Her noisy siblings treated her as if she was a fifth brother. The village generally behaved as if she was an apprentice workman, teaching her various tricks of carpentry and plumbing whenever the latest disaster struck the Hall. As for the county, now that she was sixteen, they either asked her to dinner as her widowed father’s partner for the evening or froze her out, as an impediment to his—in their view—long overdue remarriage.

It was the dinner parties that Abby hated. That was why her father had brought her on this business trip with him to Argentina.

She protested. Of course she protested. There was too much to do before Christmas. The pipes might freeze if she was not there to make sure that proper steps were taken when the temperature dropped. She would only be in the way.

‘But I really want you to meet the Montijos.’

Then they could come to Yorkshire in the summer when there was no possibility of freeze or flood.

‘Yes, and they will. But first I’d like you to stay with them.
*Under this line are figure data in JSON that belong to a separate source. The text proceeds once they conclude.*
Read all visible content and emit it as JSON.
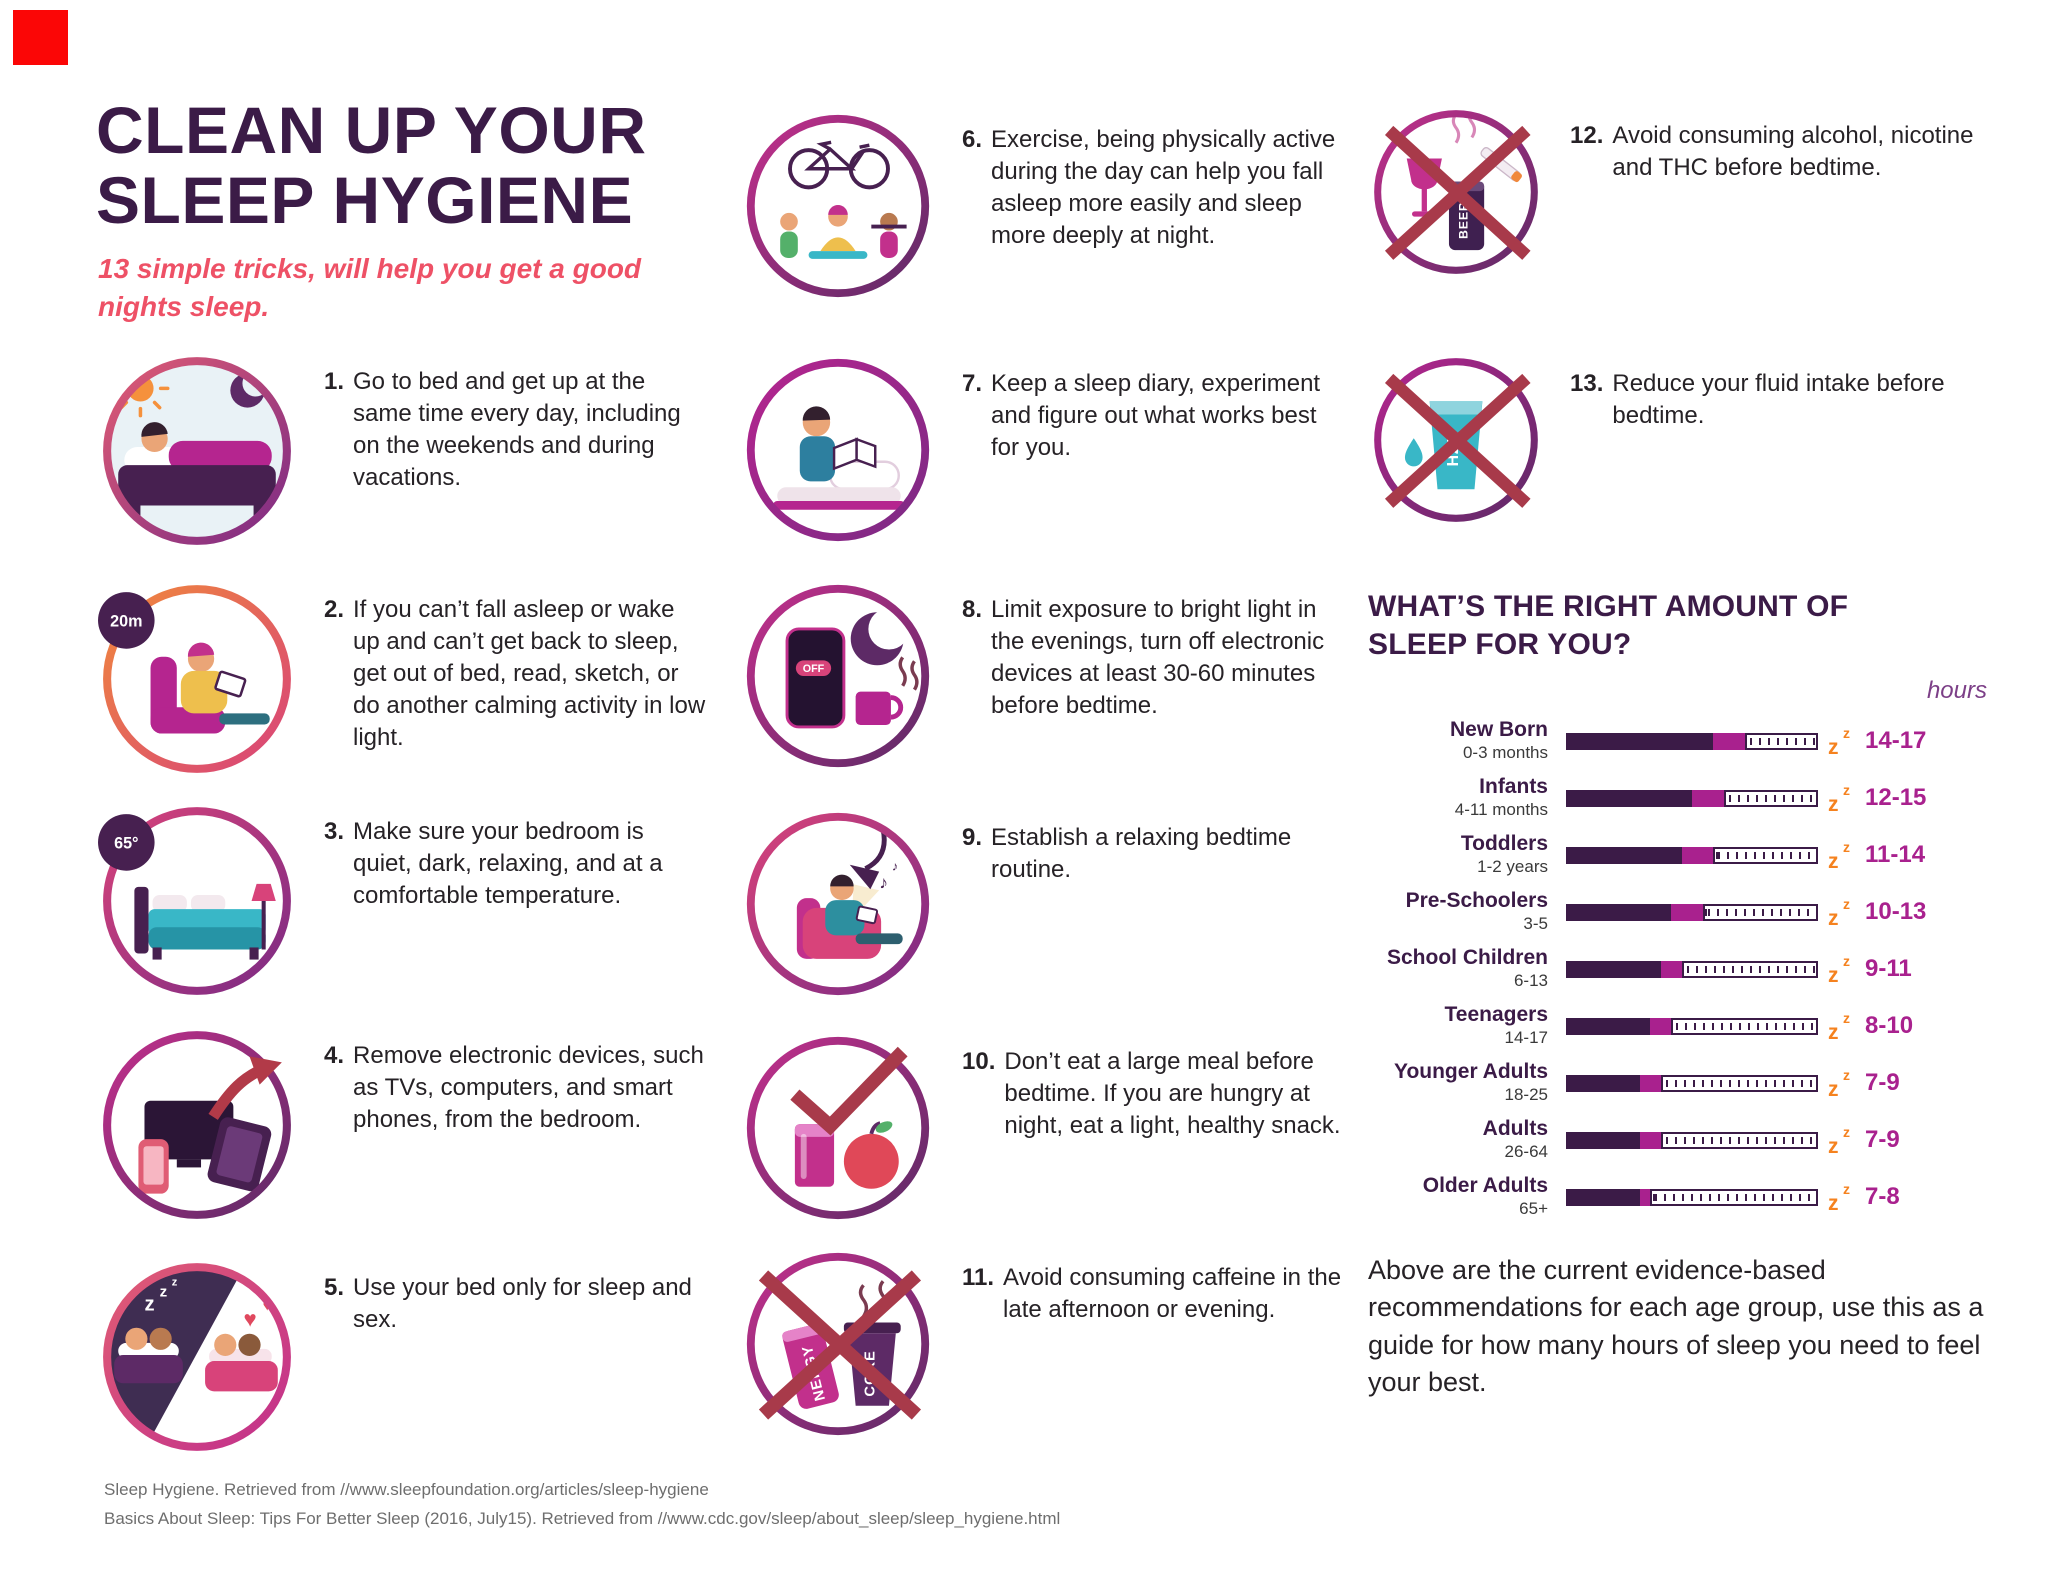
{
  "brand": {
    "color": "#fb0606"
  },
  "header": {
    "title_line1": "CLEAN UP YOUR",
    "title_line2": "SLEEP HYGIENE",
    "subtitle": "13 simple tricks, will help you get a good nights sleep."
  },
  "tips": [
    {
      "num": "1.",
      "icon": "schedule",
      "text": "Go to bed and get up at the same time every day, including on the weekends and during vacations."
    },
    {
      "num": "2.",
      "icon": "timer",
      "text": "If you can’t fall asleep or wake up and can’t get back to sleep, get out of bed, read, sketch, or do another calming activity in low light."
    },
    {
      "num": "3.",
      "icon": "temp",
      "text": "Make sure your bedroom is quiet, dark, relaxing, and at a comfortable temperature."
    },
    {
      "num": "4.",
      "icon": "devices",
      "text": "Remove electronic devices, such as TVs, computers, and smart phones, from the bedroom."
    },
    {
      "num": "5.",
      "icon": "bed",
      "text": "Use your bed only for sleep and sex."
    },
    {
      "num": "6.",
      "icon": "exercise",
      "text": "Exercise, being physically active during the day can help you fall asleep more easily and sleep more deeply at night."
    },
    {
      "num": "7.",
      "icon": "diary",
      "text": "Keep a sleep diary, experiment and figure out what works best for you."
    },
    {
      "num": "8.",
      "icon": "screens",
      "text": "Limit exposure to bright light in the evenings, turn off electronic devices at least 30-60 minutes before bedtime."
    },
    {
      "num": "9.",
      "icon": "routine",
      "text": "Establish a relaxing bedtime routine."
    },
    {
      "num": "10.",
      "icon": "snack",
      "text": "Don’t eat a large meal before bedtime. If you are hungry at night, eat a light, healthy snack."
    },
    {
      "num": "11.",
      "icon": "caffeine",
      "text": "Avoid consuming caffeine in the late afternoon or evening."
    },
    {
      "num": "12.",
      "icon": "alcohol",
      "text": "Avoid consuming alcohol, nicotine and THC before bedtime."
    },
    {
      "num": "13.",
      "icon": "water",
      "text": "Reduce your fluid intake before bedtime."
    }
  ],
  "icon_labels": {
    "z": "z",
    "timer_badge": "20m",
    "temp_badge": "65°",
    "off_label": "OFF",
    "energy_label": "NERGY",
    "cola_label": "COKE",
    "beer_label": "BEER",
    "water_label": "H20"
  },
  "chart_data": {
    "type": "bar",
    "heading": "WHAT’S THE RIGHT AMOUNT OF SLEEP FOR YOU?",
    "unit_label": "hours",
    "axis_total_hours": 24,
    "rows": [
      {
        "group": "New Born",
        "age": "0-3 months",
        "hours": "14-17",
        "min": 14,
        "max": 17
      },
      {
        "group": "Infants",
        "age": "4-11 months",
        "hours": "12-15",
        "min": 12,
        "max": 15
      },
      {
        "group": "Toddlers",
        "age": "1-2 years",
        "hours": "11-14",
        "min": 11,
        "max": 14
      },
      {
        "group": "Pre-Schoolers",
        "age": "3-5",
        "hours": "10-13",
        "min": 10,
        "max": 13
      },
      {
        "group": "School Children",
        "age": "6-13",
        "hours": "9-11",
        "min": 9,
        "max": 11
      },
      {
        "group": "Teenagers",
        "age": "14-17",
        "hours": "8-10",
        "min": 8,
        "max": 10
      },
      {
        "group": "Younger Adults",
        "age": "18-25",
        "hours": "7-9",
        "min": 7,
        "max": 9
      },
      {
        "group": "Adults",
        "age": "26-64",
        "hours": "7-9",
        "min": 7,
        "max": 9
      },
      {
        "group": "Older Adults",
        "age": "65+",
        "hours": "7-8",
        "min": 7,
        "max": 8
      }
    ],
    "note": "Above are the current evidence-based recommendations for each age group, use this as a guide for how many hours of sleep you need to feel your best."
  },
  "footer": {
    "line1": "Sleep Hygiene. Retrieved from //www.sleepfoundation.org/articles/sleep-hygiene",
    "line2": "Basics About Sleep: Tips For Better Sleep (2016, July15). Retrieved from //www.cdc.gov/sleep/about_sleep/sleep_hygiene.html"
  }
}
Señora Montijo is a very sophisticated woman. As well as very kind. See what you can learn from her, Smudge.’

‘Learn from her?’ said Abby, wary but disarmed by the nursery nickname.

‘Clothes and things,’ said her father vaguely.

There was nothing wrong with Abby’s clothes that a healthy increase in her allowance wouldn’t put right. But she was too fond of her father to say so. Four sons of super intelligence and expensive hobbies had depleted his resources almost as much as the roof. He worked hard and travelled the world. He made a good income. But the house and the family between them kept pace. There was never much left over for Abby.

Fortunately, so far she had been happy to live in jeans, topped off by shirts and sweaters that she found in the boys’ catalogues of sports and adventure wear. This was the first time she had realised that her father was not as happy with this wardrobe as she was.

‘You want me to be more feminine,’ she said, depressed. ‘Curls and stuff.’

Her father smiled affectionately and ruffled her soft dark hair, currently caught of her eyes in a raggedy pony-tail. ‘Please God, no.’

‘Well, then—’

‘You need a woman to show you how to deal with people, darling.’

‘Oh, come, Pops. We’ve done sex at school,’ said Abby dryly. ‘If we hadn’t, it would be a bit late now, don’t you think?’